Loading
Jl. DR. Soetomo No.1 Komplek Pemda Kab.Tegal bpkad@tegalkab.go.id

Bupati Tegal Serahkan DPA dan Teken Perjanjian Kinerja SKPD TA 2026 di Gedung Dadali

SLAWI – Bupati Tegal H. Ischak Maulana Rohman menyerahkan Dokumen Pelaksanaan Anggaran (DPA) sekaligus memimpin penandatanganan Perjanjian Kinerja kepada para Kepala Satuan Kerja Perangkat Daerah (SKPD) Tahun Anggaran 2026. Kegiatan tersebut berlangsung di Gedung Dadali, Komplek Pemerintah Kabupaten Tegal, Selasa (13/1/2026).
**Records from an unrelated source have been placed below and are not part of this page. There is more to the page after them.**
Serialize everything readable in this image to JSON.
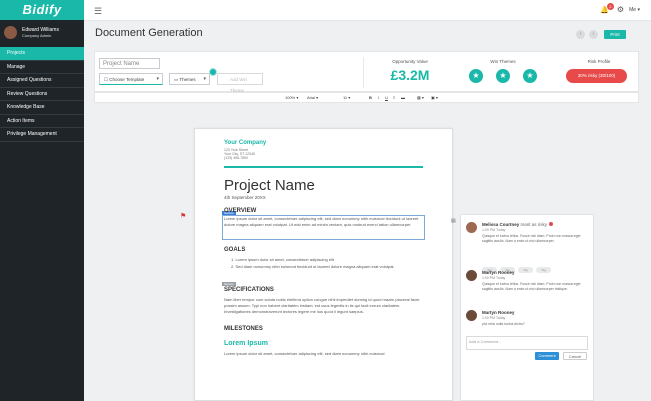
{
  "brand": "Bidify",
  "user": {
    "name": "Edward Williams",
    "role": "Company Admin"
  },
  "nav": [
    "Projects",
    "Manage",
    "Assigned Questions",
    "Review Questions",
    "Knowledge Base",
    "Action Items",
    "Privilege Management"
  ],
  "topbar": {
    "notif_count": "2",
    "me_label": "Me"
  },
  "page_title": "Document Generation",
  "print_label": "Print",
  "project_name_placeholder": "Project Name",
  "choose_template": "Choose Template",
  "themes_label": "Themes",
  "add_win_theme": "Add Win Theme",
  "opportunity": {
    "label": "Opportunity Value",
    "value": "£3.2M"
  },
  "win_themes_label": "Win Themes",
  "risk": {
    "label": "Risk Profile",
    "pill": "30% risky (30/100)"
  },
  "toolbar": {
    "zoom": "100%",
    "font": "Arial",
    "size": "11",
    "bold": "B",
    "italic": "I",
    "underline": "U"
  },
  "doc": {
    "company": "Your Company",
    "addr": [
      "123 Your Street",
      "Your City, ST 12345",
      "(123) 456-7890"
    ],
    "title": "Project Name",
    "date": "4th September 20XX",
    "overview_h": "OVERVIEW",
    "overview_txt": "Lorem ipsum dolor sit amet, consectetuer adipiscing elit, sed diam nonummy nibh euismod tincidunt ut laoreet dolore magna aliquam erat volutpat. Ut wisi enim ad minim veniam, quis nostrud exerci tation ullamcorper.",
    "goals_h": "GOALS",
    "goal1": "1.  Lorem ipsum dolor sit amet, consectetuer adipiscing elit",
    "goal2": "2.  Sed diam nonummy nibh euismod tincidunt ut laoreet dolore magna aliquam erat volutpat.",
    "spec_h": "SPECIFICATIONS",
    "spec_txt": "Nam liber tempor cum soluta nobis eleifend option congue nihil imperdiet doming id quod mazim placerat facer possim assum. Typi non habent claritatem insitam; est usus legentis in iis qui facit eorum claritatem. Investigationes demonstraverunt lectores legere me lius quod ii legunt saepius.",
    "milestones_h": "MILESTONES",
    "lorem_green": "Lorem Ipsum",
    "lorem_tail": "Lorem ipsum dolor sit amet, consectetuer adipiscing elit, sed diam nonummy nibh euismod",
    "tag_blue": "Section",
    "tag_gray": "Section"
  },
  "comments": [
    {
      "name": "Melissa Courtney",
      "mark": "marit as risky",
      "time": "1:00 PM Today",
      "text": "Quisque et luctus tellus. Fusce nisi diam. Proin non massa eget sagittis iaculis. Nam a enim ut nisi ullamcorper.",
      "btns": [
        "Tag",
        "Tag",
        "Tag",
        "Tag"
      ]
    },
    {
      "name": "Martyn Rooney",
      "mark": "",
      "time": "1:00 PM Today",
      "text": "Quisque et luctus tellus. Fusce nisi diam. Proin non massa eget sagittis iaculis. Nam a enim ut nisi ullamcorper tristique."
    },
    {
      "name": "Martyn Rooney",
      "mark": "",
      "time": "1:00 PM Today",
      "text": "pici nela nulla luctus dictro?"
    }
  ],
  "add_comment_placeholder": "Add a Comment...",
  "submit_label": "Comment",
  "cancel_label": "Cancel"
}
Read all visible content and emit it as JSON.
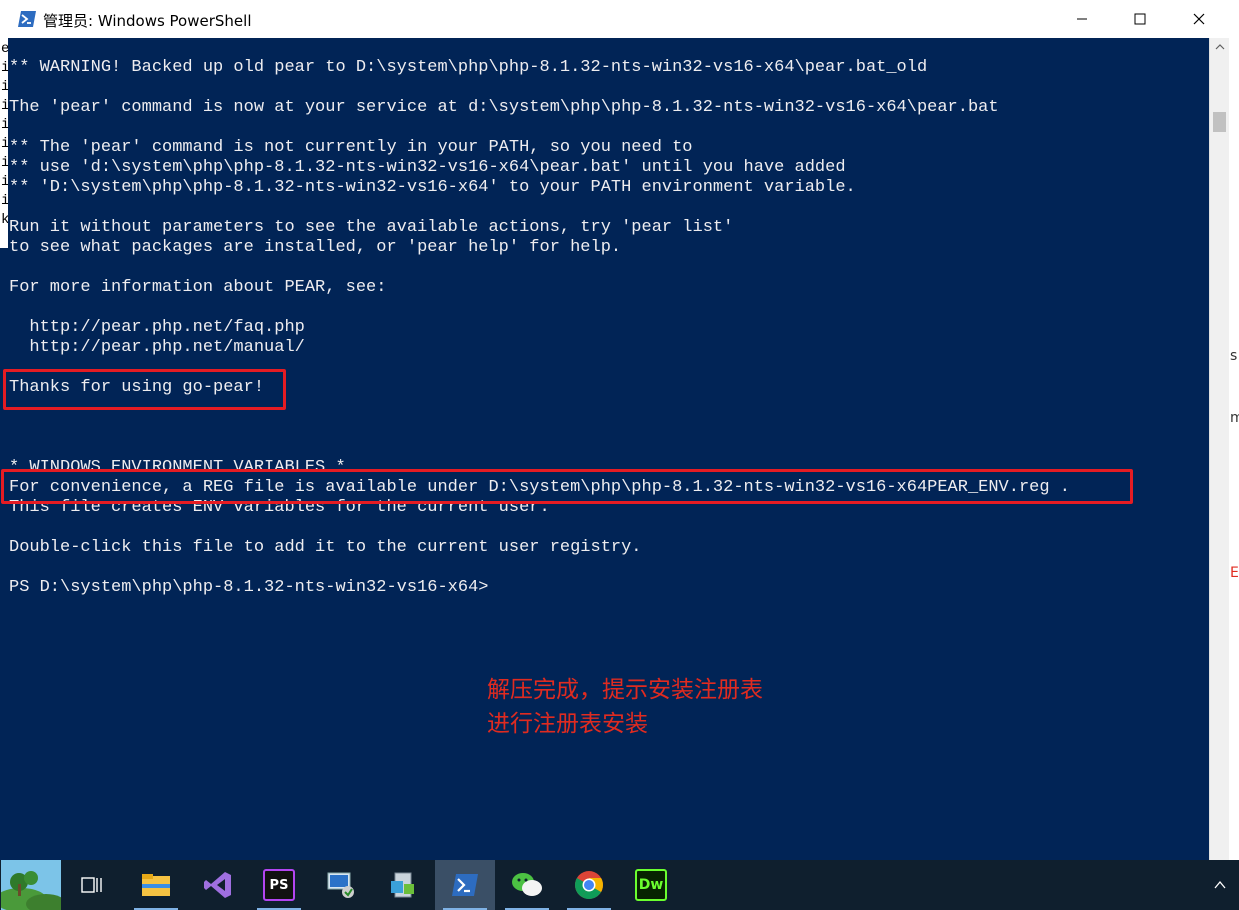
{
  "window": {
    "title": "管理员: Windows PowerShell",
    "minimize_label": "minimize",
    "maximize_label": "maximize",
    "close_label": "close"
  },
  "gutter_chars": [
    "k",
    "e",
    "i",
    "i",
    "i",
    "i",
    "i",
    "i",
    "i",
    "i",
    "k"
  ],
  "console_lines": [
    {
      "row": 1,
      "text": "** WARNING! Backed up old pear to D:\\system\\php\\php-8.1.32-nts-win32-vs16-x64\\pear.bat_old"
    },
    {
      "row": 3,
      "text": "The 'pear' command is now at your service at d:\\system\\php\\php-8.1.32-nts-win32-vs16-x64\\pear.bat"
    },
    {
      "row": 5,
      "text": "** The 'pear' command is not currently in your PATH, so you need to"
    },
    {
      "row": 6,
      "text": "** use 'd:\\system\\php\\php-8.1.32-nts-win32-vs16-x64\\pear.bat' until you have added"
    },
    {
      "row": 7,
      "text": "** 'D:\\system\\php\\php-8.1.32-nts-win32-vs16-x64' to your PATH environment variable."
    },
    {
      "row": 9,
      "text": "Run it without parameters to see the available actions, try 'pear list'"
    },
    {
      "row": 10,
      "text": "to see what packages are installed, or 'pear help' for help."
    },
    {
      "row": 12,
      "text": "For more information about PEAR, see:"
    },
    {
      "row": 14,
      "text": "  http://pear.php.net/faq.php"
    },
    {
      "row": 15,
      "text": "  http://pear.php.net/manual/"
    },
    {
      "row": 17,
      "text": "Thanks for using go-pear!"
    },
    {
      "row": 21,
      "text": "* WINDOWS ENVIRONMENT VARIABLES *"
    },
    {
      "row": 22,
      "text": "For convenience, a REG file is available under D:\\system\\php\\php-8.1.32-nts-win32-vs16-x64PEAR_ENV.reg ."
    },
    {
      "row": 23,
      "text": "This file creates ENV variables for the current user."
    },
    {
      "row": 25,
      "text": "Double-click this file to add it to the current user registry."
    },
    {
      "row": 27,
      "text": "PS D:\\system\\php\\php-8.1.32-nts-win32-vs16-x64>"
    }
  ],
  "annotation": {
    "line1": "解压完成，提示安装注册表",
    "line2": "进行注册表安装",
    "color": "#e02b20"
  },
  "right_strip_frags": [
    "s",
    "m",
    "E"
  ],
  "taskbar": {
    "items": [
      {
        "name": "task-view",
        "label": ""
      },
      {
        "name": "file-explorer",
        "label": ""
      },
      {
        "name": "visual-studio",
        "label": ""
      },
      {
        "name": "phpstorm",
        "label": "PS"
      },
      {
        "name": "remote-desktop",
        "label": ""
      },
      {
        "name": "app-installer",
        "label": ""
      },
      {
        "name": "powershell",
        "label": ""
      },
      {
        "name": "wechat",
        "label": ""
      },
      {
        "name": "chrome",
        "label": ""
      },
      {
        "name": "dreamweaver",
        "label": "Dw"
      }
    ],
    "tray_chevron": "^"
  },
  "colors": {
    "console_bg": "#012456",
    "console_fg": "#eeedf0",
    "highlight_box": "#e51c23"
  }
}
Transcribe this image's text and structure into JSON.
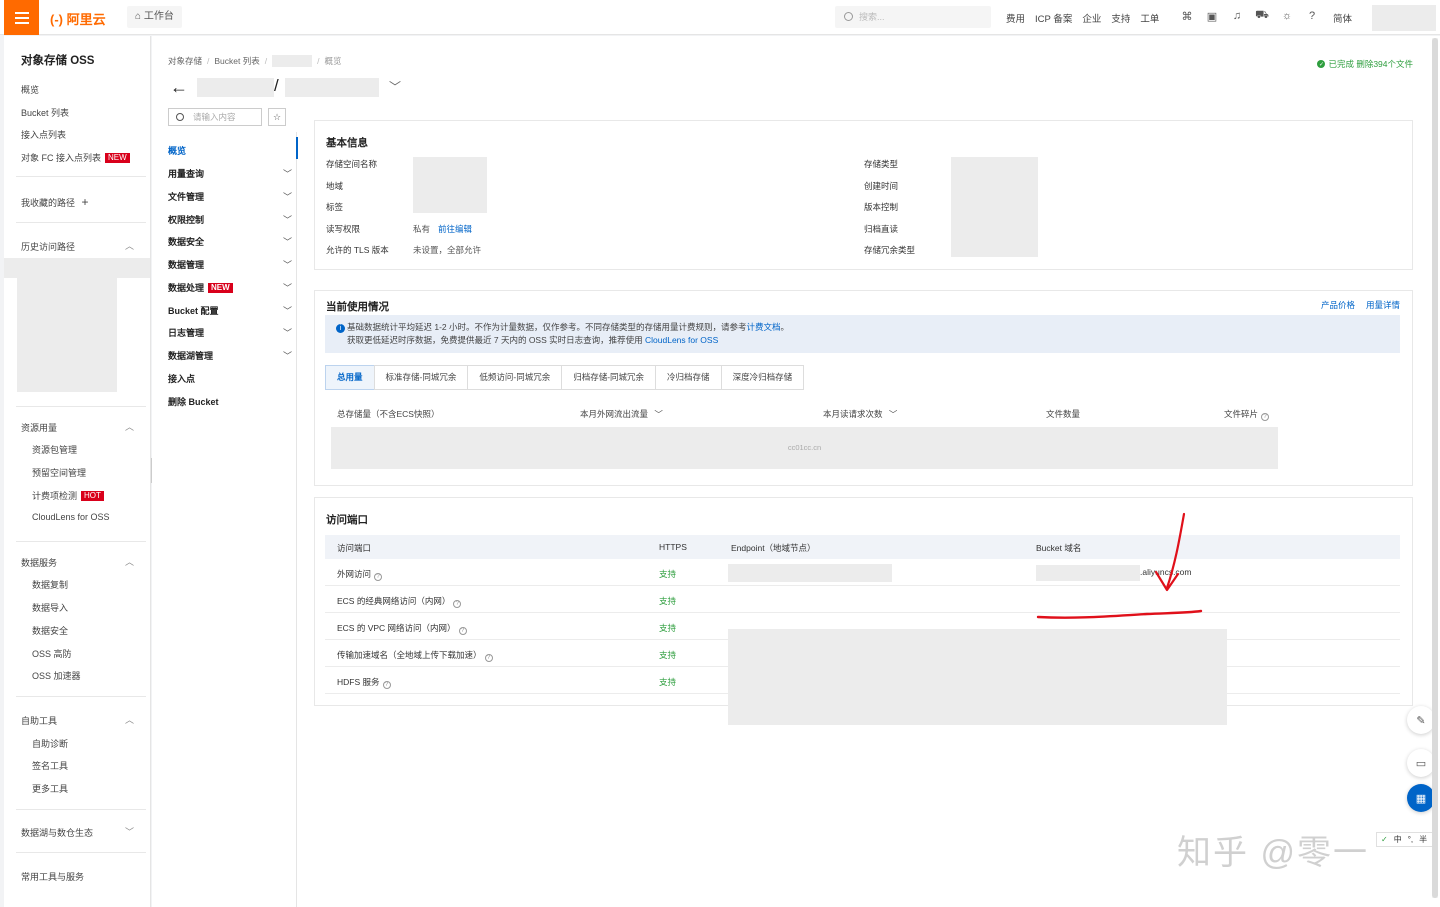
{
  "topbar": {
    "logo": "(-) 阿里云",
    "workbench": "工作台",
    "search_placeholder": "搜索...",
    "links": [
      "费用",
      "ICP 备案",
      "企业",
      "支持",
      "工单"
    ],
    "lang": "简体"
  },
  "sidebar": {
    "title": "对象存储 OSS",
    "items": [
      "概览",
      "Bucket 列表",
      "接入点列表",
      "对象 FC 接入点列表"
    ],
    "new_badge": "NEW",
    "hot_badge": "HOT",
    "favorites": "我收藏的路径",
    "history": "历史访问路径",
    "resource_group": "资源用量",
    "resource_items": [
      "资源包管理",
      "预留空间管理",
      "计费项检测",
      "CloudLens for OSS"
    ],
    "data_group": "数据服务",
    "data_items": [
      "数据复制",
      "数据导入",
      "数据安全",
      "OSS 高防",
      "OSS 加速器"
    ],
    "self_group": "自助工具",
    "self_items": [
      "自助诊断",
      "签名工具",
      "更多工具"
    ],
    "lake_group": "数据湖与数仓生态",
    "cut_item": "常用工具与服务"
  },
  "breadcrumb": [
    "对象存储",
    "Bucket 列表",
    "概览"
  ],
  "done_tag": "已完成 删除394个文件",
  "subnav": {
    "search_placeholder": "请输入内容",
    "items": [
      "概览",
      "用量查询",
      "文件管理",
      "权限控制",
      "数据安全",
      "数据管理",
      "数据处理",
      "Bucket 配置",
      "日志管理",
      "数据湖管理",
      "接入点",
      "删除 Bucket"
    ]
  },
  "basic": {
    "title": "基本信息",
    "left_labels": [
      "存储空间名称",
      "地域",
      "标签",
      "读写权限",
      "允许的 TLS 版本"
    ],
    "acl_value": "私有",
    "acl_link": "前往编辑",
    "tls_value": "未设置，全部允许",
    "right_labels": [
      "存储类型",
      "创建时间",
      "版本控制",
      "归档直读",
      "存储冗余类型"
    ]
  },
  "usage": {
    "title": "当前使用情况",
    "link_price": "产品价格",
    "link_detail": "用量详情",
    "notice_line1_a": "基础数据统计平均延迟 1-2 小时。不作为计量数据，仅作参考。不同存储类型的存储用量计费规则，请参考",
    "notice_line1_link": "计费文档",
    "notice_line1_b": "。",
    "notice_line2_a": "获取更低延迟时序数据，免费提供最近 7 天内的 OSS 实时日志查询，推荐使用",
    "notice_line2_link": "CloudLens for OSS",
    "tabs": [
      "总用量",
      "标准存储-同城冗余",
      "低频访问-同城冗余",
      "归档存储-同城冗余",
      "冷归档存储",
      "深度冷归档存储"
    ],
    "headers": [
      "总存储量（不含ECS快照）",
      "本月外网流出流量",
      "本月读请求次数",
      "文件数量",
      "文件碎片"
    ],
    "blank_text": "cc01cc.cn"
  },
  "endpoints": {
    "title": "访问端口",
    "headers": [
      "访问端口",
      "HTTPS",
      "Endpoint（地域节点）",
      "Bucket 域名"
    ],
    "rows": [
      {
        "name": "外网访问",
        "https": "支持"
      },
      {
        "name": "ECS 的经典网络访问（内网）",
        "https": "支持"
      },
      {
        "name": "ECS 的 VPC 网络访问（内网）",
        "https": "支持"
      },
      {
        "name": "传输加速域名（全地域上传下载加速）",
        "https": "支持"
      },
      {
        "name": "HDFS 服务",
        "https": "支持"
      }
    ],
    "domain_suffix": ".aliyuncs.com"
  },
  "watermark": "知乎 @零一",
  "ime": [
    "中",
    "半"
  ],
  "colors": {
    "accent": "#ff6a00",
    "link": "#0064c8",
    "success": "#2e9e3e",
    "badge": "#d9001b",
    "annotation": "#e0101a"
  }
}
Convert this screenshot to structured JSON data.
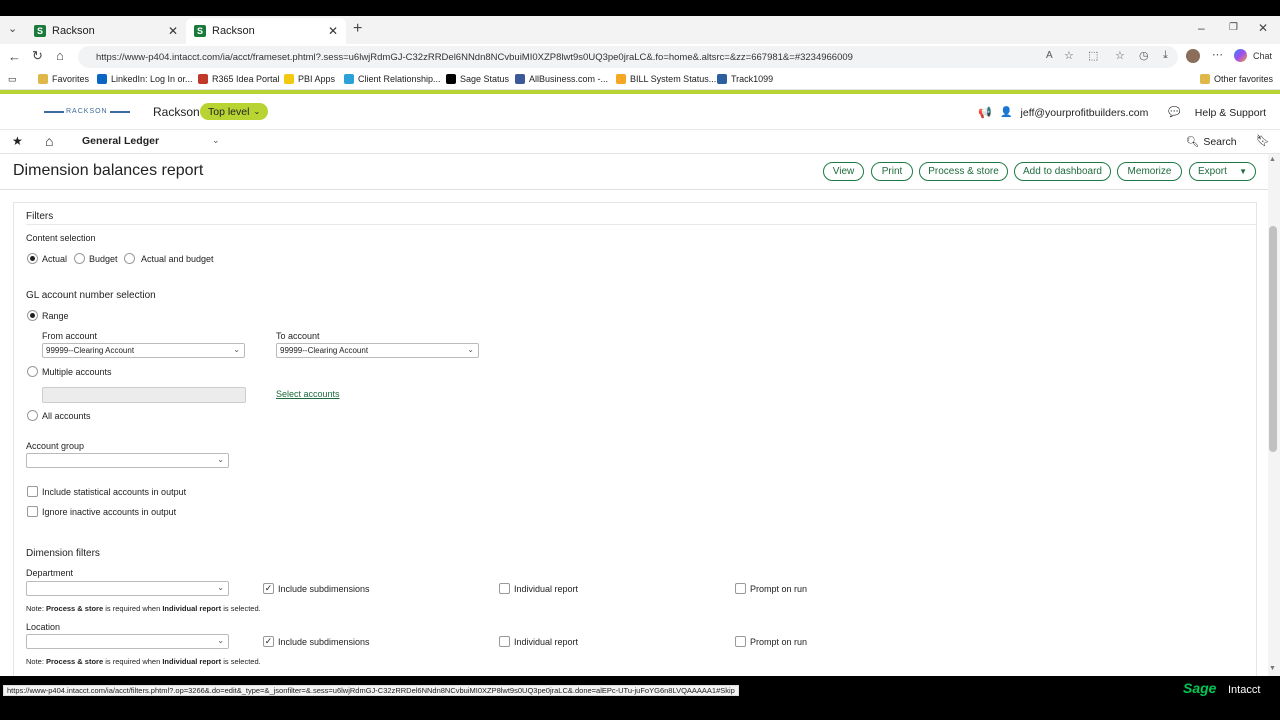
{
  "browser": {
    "tabs": [
      {
        "label": "Rackson"
      },
      {
        "label": "Rackson"
      }
    ],
    "url": "https://www-p404.intacct.com/ia/acct/frameset.phtml?.sess=u6lwjRdmGJ-C32zRRDel6NNdn8NCvbuiMI0XZP8lwt9s0UQ3pe0jraLC&.fo=home&.altsrc=&zz=667981&=#3234966009",
    "favorites": [
      {
        "label": "Favorites",
        "color": "#e0b84a"
      },
      {
        "label": "LinkedIn: Log In or...",
        "color": "#0a66c2"
      },
      {
        "label": "R365 Idea Portal",
        "color": "#c0392b"
      },
      {
        "label": "PBI Apps",
        "color": "#f2c811"
      },
      {
        "label": "Client Relationship...",
        "color": "#2aa1d8"
      },
      {
        "label": "Sage Status",
        "color": "#000000"
      },
      {
        "label": "AllBusiness.com -...",
        "color": "#3b5998"
      },
      {
        "label": "BILL System Status...",
        "color": "#f5a623"
      },
      {
        "label": "Track1099",
        "color": "#2c5f9e"
      }
    ],
    "other_favorites": "Other favorites",
    "chat": "Chat",
    "status_url": "https://www-p404.intacct.com/ia/acct/filters.phtml?.op=3266&.do=edit&_type=&_jsonfilter=&.sess=u6lwjRdmGJ-C32zRRDel6NNdn8NCvbuiMI0XZP8lwt9s0UQ3pe0jraLC&.done=alEPc-UTu-juFoYG6n8LVQAAAAA1#Skip"
  },
  "app": {
    "logo": "RACKSON",
    "company": "Rackson",
    "level": "Top level",
    "user": "jeff@yourprofitbuilders.com",
    "help": "Help & Support",
    "module": "General Ledger",
    "search": "Search",
    "brand_sage": "Sage",
    "brand_intacct": "Intacct"
  },
  "page": {
    "title": "Dimension balances report",
    "buttons": {
      "view": "View",
      "print": "Print",
      "process": "Process & store",
      "dashboard": "Add to dashboard",
      "memorize": "Memorize",
      "export": "Export"
    }
  },
  "filters": {
    "heading": "Filters",
    "content_selection": {
      "label": "Content selection",
      "options": [
        "Actual",
        "Budget",
        "Actual and budget"
      ],
      "selected": "Actual"
    },
    "gl_selection": {
      "label": "GL account number selection",
      "range": "Range",
      "from_label": "From account",
      "from_value": "99999--Clearing Account",
      "to_label": "To account",
      "to_value": "99999--Clearing Account",
      "multiple": "Multiple accounts",
      "select_accounts": "Select accounts",
      "all": "All accounts"
    },
    "account_group": {
      "label": "Account group",
      "value": ""
    },
    "include_statistical": "Include statistical accounts in output",
    "ignore_inactive": "Ignore inactive accounts in output"
  },
  "dimension_filters": {
    "heading": "Dimension filters",
    "include_sub": "Include subdimensions",
    "individual": "Individual report",
    "prompt": "Prompt on run",
    "note_prefix": "Note: ",
    "note_process": "Process & store",
    "note_mid": " is required when ",
    "note_individual": "Individual report",
    "note_suffix": " is selected.",
    "department": {
      "label": "Department",
      "value": ""
    },
    "location": {
      "label": "Location",
      "value": ""
    }
  },
  "colors": {
    "accent": "#b8d432",
    "button_text": "#1e6b3c",
    "sage_green": "#00c853"
  }
}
Dalam arahannya, Bupati menegaskan pentingnya komitmen kinerja perangkat daerah agar pelaksanaan program dan kegiatan berjalan terukur, tepat sasaran, dan dapat dipertanggungjawabkan. Bupati juga menekankan kepada para pejabat yang baru mengalami mutasi maupun promosi agar segera beradaptasi dan menyesuaikan diri dengan lingkungan kerja yang baru, sehingga ritme kerja dan pelayanan publik tidak terganggu.

Sementara itu, Kepala Badan Pengelola Keuangan dan Aset Daerah (BPKAD) Kabupaten Tegal, Bangun Nuraharjo, menjelaskan bahwa secara keseluruhan, total APBD Kabupaten Tegal 2026 ditetapkan sebesar Rp2,8 triliun. Anggaran tersebut dialokasikan untuk mendukung penyelenggaraan pemerintahan, pembangunan daerah, serta peningkatan pelayanan kepada masyarakat.

Bangun menyampaikan, belanja APBD 2026 mengalami penurunan sebesar Rp325 miliar sebagai dampak dari berbagai kebijakan efisiensi. Sejumlah pos belanja yang mengalami penurunan antara lain belanja pegawai yang berkurang sebesar 72,5 persen, belanja barang dan jasa, serta belanja perjalanan dinas termasuk uang harian.

Di sisi lain, Bangun mengungkapkan belanja hibah justru mengalami peningkatan karena sasarannya langsung kepada masyarakat. Dengan peningkatan tersebut, belanja hibah diharapkan dapat dimanfaatkan secara luas oleh masyarakat Kabupaten Tegal.

“Belanja modal untuk program-program prioritas telah diamankan sesuai dengan visi dan misi Bupati Tegal,” terang Bangun. Ia menambahkan, belanja modal diprioritaskan pada pembangunan infrastruktur jalan melalui program Sehari Lapor Sehari Alus. Melalui program ini, setiap laporan kerusakan jalan akan segera ditindaklanjuti dengan perbaikan.

Bangun memaparkan, “Secara keseluruhan, total belanja daerah Tahun Anggaran 2026 mencakup 48 SKPD dengan 51 unit SKPD, 268 program, 505 kegiatan, dan 621 sub kegiatan.”

Lebih lanjut, ia merinci SKPD dengan penyerapan anggaran terbesar, yaitu Dinas Pendidikan dan Kebudayaan sebesar 34,21 persen dari APBD Kabupaten Tegal, diikuti BPKAD sebesar 19,8 persen karena adanya dana titipan transfer seperti Dana Desa, RSUD dr Soeselo sebesar 8,24 persen, Dinas Pekerjaan Umum dan Penataan Ruang (DPUPR) sebesar 7,4 persen, serta Dinas Kesehatan sebesar 6 persen.

Sementara untuk target pendapatan, Bangun menyebut urutan perangkat daerah dengan target tertinggi pada 2026 adalah BPKAD, disusul Bapenda, RSUD dr Soeselo, RSUD Suradadi, dan Disporapar.

Dengan penyerahan DPA dan penguatan perjanjian kinerja ini, Pemerintah Kabupaten Tegal menargetkan pengelolaan anggaran 2026 dapat berjalan efektif, efisien, serta memberi manfaat nyata bagi masyarakat.